According to an article featured in USA Today, promotional products are a very important part of President Obama’s campaign. In fact, the Obama campaign is spending four times as much on promo items than Gov. Romney’s. Selling promotional items proves to be a steady stream of income for the democratic campaign, as well as provides a way to track and solicit supporters for further financial support. In the article, the campaign’s director of marketing and merchandise reported the campaign raised $37 million off merchandise sales in 2008.
According to an ASI Impression study, 42% of people who receive a promotional item have a more favorable impression of the advertiser. No wonder politicians use this strategy to increase their “like-ability.” Another 62% of respondents said they’d do business with a company after receiving a promo item, meaning free promotional products could equal earning votes.
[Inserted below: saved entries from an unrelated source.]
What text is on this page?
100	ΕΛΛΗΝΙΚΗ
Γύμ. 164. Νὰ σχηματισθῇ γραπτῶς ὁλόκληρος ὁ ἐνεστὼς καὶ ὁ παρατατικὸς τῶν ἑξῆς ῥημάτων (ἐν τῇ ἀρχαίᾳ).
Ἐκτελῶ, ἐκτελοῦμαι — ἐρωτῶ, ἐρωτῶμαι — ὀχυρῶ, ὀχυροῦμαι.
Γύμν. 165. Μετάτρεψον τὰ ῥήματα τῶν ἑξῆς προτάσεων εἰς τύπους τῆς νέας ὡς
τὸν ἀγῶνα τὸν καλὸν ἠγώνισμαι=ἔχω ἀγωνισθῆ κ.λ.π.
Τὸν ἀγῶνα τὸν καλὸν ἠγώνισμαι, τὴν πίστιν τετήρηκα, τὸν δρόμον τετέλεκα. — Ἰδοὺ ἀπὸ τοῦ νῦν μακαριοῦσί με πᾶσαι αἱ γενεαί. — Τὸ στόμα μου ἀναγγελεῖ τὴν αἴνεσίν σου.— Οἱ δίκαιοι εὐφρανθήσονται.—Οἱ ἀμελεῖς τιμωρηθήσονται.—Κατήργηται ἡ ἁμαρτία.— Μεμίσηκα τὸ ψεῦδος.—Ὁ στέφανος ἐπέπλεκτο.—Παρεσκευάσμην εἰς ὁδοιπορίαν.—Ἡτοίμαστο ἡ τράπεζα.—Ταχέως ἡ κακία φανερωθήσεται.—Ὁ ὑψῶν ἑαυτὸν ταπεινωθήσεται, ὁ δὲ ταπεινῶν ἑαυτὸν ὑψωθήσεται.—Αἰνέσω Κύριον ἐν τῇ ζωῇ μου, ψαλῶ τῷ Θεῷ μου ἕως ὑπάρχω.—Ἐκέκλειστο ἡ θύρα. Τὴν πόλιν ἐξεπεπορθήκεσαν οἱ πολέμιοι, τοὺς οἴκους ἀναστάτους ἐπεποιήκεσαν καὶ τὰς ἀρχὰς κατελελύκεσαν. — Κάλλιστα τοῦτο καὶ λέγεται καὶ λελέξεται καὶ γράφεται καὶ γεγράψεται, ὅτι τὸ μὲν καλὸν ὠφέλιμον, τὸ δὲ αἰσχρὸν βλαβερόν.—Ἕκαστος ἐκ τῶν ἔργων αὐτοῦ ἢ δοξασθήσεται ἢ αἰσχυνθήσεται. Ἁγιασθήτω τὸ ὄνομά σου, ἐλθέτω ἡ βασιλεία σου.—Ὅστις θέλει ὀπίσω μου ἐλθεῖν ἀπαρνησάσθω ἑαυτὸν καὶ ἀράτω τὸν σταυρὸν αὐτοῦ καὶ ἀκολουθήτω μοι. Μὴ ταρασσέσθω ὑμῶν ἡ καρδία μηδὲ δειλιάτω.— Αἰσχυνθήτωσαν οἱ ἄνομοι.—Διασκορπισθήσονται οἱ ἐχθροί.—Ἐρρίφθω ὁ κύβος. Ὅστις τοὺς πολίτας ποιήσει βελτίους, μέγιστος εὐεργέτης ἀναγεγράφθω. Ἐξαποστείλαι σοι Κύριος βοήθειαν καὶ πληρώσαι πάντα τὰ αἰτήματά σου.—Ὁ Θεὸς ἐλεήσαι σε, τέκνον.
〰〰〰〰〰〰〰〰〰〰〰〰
Promotional products aren’t just being used to drum up support and campaign revenue amongst the common voters. Delegates, journalists and special guests get in on the promo action at each party’s National Convention. Click here to read an article from Promo Marketing on what was in the Republican and Democratic Convention swag bags.
Will work for t-shirts? The value of promotional products become even more evident as Boston.com reports both campaigns provide free political t-shirts, bumper stickers, badges and more in exchange for volunteers hitting the streets on behalf of their campaign. Romney’s political director asked Republican supporters “to help Mitt Romney to the White House without ever leaving your home and earn free Mitt gear, too.”
Whether it’s mobilizing volunteers or persuading voters, what we see is promotional products are a very motivating tool – one President Obama and Gov. Romney are depending on.